Anyhow we got it into the box, and I filled up a container of water and tilted it towards the bird, slowly it moved its head, its beak was in the water, and it started drinking... slowly, and then I saw eager gulps. I held the water there until it looked like the pigeon wasn't drinking anymore. I put some small bits of bread, some dry and some a little soggy from water that had spilled out from the container onto the ground.

I watched as it moved its head down, to the side, and rested it. Eyes open.

It was really sad. The bird had died. I felt really emotional, and I can feel tears filling in my eyes as I write this.

My reading online told me that that, after being injured, birds can often die from the shock. It clearly had an injury to its wing and to its leg, because it was completely immobile.

I read that storms and hot weather can be very disorientating for them. I assumed that's what had happened, and perhaps the bird had hit the glass. I couldn't see any visible signs of injury, but then again I couldn't really see under the wing either. It did lean on one leg at one point, and I'm assuming that was it's 'good' leg. The other leg/wing must have been injured.

It just felt sad to watch it die right in front of our very eyes. I feel sad writing about it.
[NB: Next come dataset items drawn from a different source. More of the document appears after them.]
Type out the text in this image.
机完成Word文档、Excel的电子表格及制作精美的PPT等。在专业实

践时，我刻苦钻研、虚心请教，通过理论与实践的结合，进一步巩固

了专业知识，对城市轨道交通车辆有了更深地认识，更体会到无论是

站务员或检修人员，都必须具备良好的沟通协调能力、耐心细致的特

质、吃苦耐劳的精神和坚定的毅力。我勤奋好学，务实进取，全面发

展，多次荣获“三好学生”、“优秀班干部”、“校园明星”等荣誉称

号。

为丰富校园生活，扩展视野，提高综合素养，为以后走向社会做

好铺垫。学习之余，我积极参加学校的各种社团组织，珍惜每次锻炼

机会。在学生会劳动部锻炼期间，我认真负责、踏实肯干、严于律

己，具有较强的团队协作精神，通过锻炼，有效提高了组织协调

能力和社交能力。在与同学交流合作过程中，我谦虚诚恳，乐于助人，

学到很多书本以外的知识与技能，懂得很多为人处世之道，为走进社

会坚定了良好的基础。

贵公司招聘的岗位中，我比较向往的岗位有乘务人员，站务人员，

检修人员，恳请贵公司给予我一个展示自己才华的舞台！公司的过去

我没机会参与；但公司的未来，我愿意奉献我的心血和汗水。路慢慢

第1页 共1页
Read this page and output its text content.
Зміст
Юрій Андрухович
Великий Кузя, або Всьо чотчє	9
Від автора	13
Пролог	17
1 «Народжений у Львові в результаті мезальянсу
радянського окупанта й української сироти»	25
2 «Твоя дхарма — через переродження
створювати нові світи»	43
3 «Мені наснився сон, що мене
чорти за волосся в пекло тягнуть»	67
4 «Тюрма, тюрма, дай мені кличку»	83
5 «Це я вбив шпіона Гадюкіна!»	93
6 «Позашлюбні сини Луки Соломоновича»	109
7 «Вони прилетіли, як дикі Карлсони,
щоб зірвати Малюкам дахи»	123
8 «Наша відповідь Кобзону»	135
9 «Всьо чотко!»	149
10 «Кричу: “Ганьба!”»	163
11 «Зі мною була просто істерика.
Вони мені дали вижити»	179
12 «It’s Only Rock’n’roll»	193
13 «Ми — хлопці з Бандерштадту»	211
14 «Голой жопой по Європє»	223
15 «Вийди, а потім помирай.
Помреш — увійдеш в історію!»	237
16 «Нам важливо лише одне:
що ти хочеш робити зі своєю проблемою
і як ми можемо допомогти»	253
I have observed that us intuitives/HSPs are very caring when it comes to animals. We love cats and dogs, and all sorts of creatures. In fact, it seems that some of us adore animals more so than we do other humans!

I found myself wondering why.

Perhaps their innocence. The fact that they go about their business, they don't do us any harm.

Partly because as empathetic individuals we just really feel a sense of love and care for them. How they can be affectionate and nourishing and keep us company, even if they can't talk.

Pets often become like an adopted member of the family. I've never had a pet myself, but it's easy to see why... this was a pigeon I had barely known for an hour, and I found myself caring for it in it's time of need.

credit: INFJoe / Aaron Caycedo-Kimura

I felt it's pain, it's struggle, it's loneliness and exhaustion. And then I had to watch it silently suffer in its last few moments. With its injury, there was a good chance it could be recovered, even with human intervention. They may well have hd to end its suffering, my mum reminded me as she saw the tears flow from my eyes and down my cheeks.

I haven't really come to a conclusion as to why we care so much about animals, even though I've offered some of my best educated guesses, above.

I guess, as sensitive people, we have a high capacity for empathy & caring just as it is, whether that's for other human beings or other living creatures.

I've seen a few introvert-memes and such that have, half-jokingly described how we love animals and pets more so than other human beings.

What about you?
Are you an animal-lover? Do they bring you joy and love and feelings that you sometimes don't even get when it comes to other human beings?

I'd love to hear about your experiences, and why you think animals are such wonderful, magical creatures and why us INFPs & INFJs care so deeply for them. Feel free to share your thoughts by commenting underneath this tweet.

I don't know where animals, or humans, go when they leave this earth... but I really hope that pigeon has gone somewhere kind, and comforting.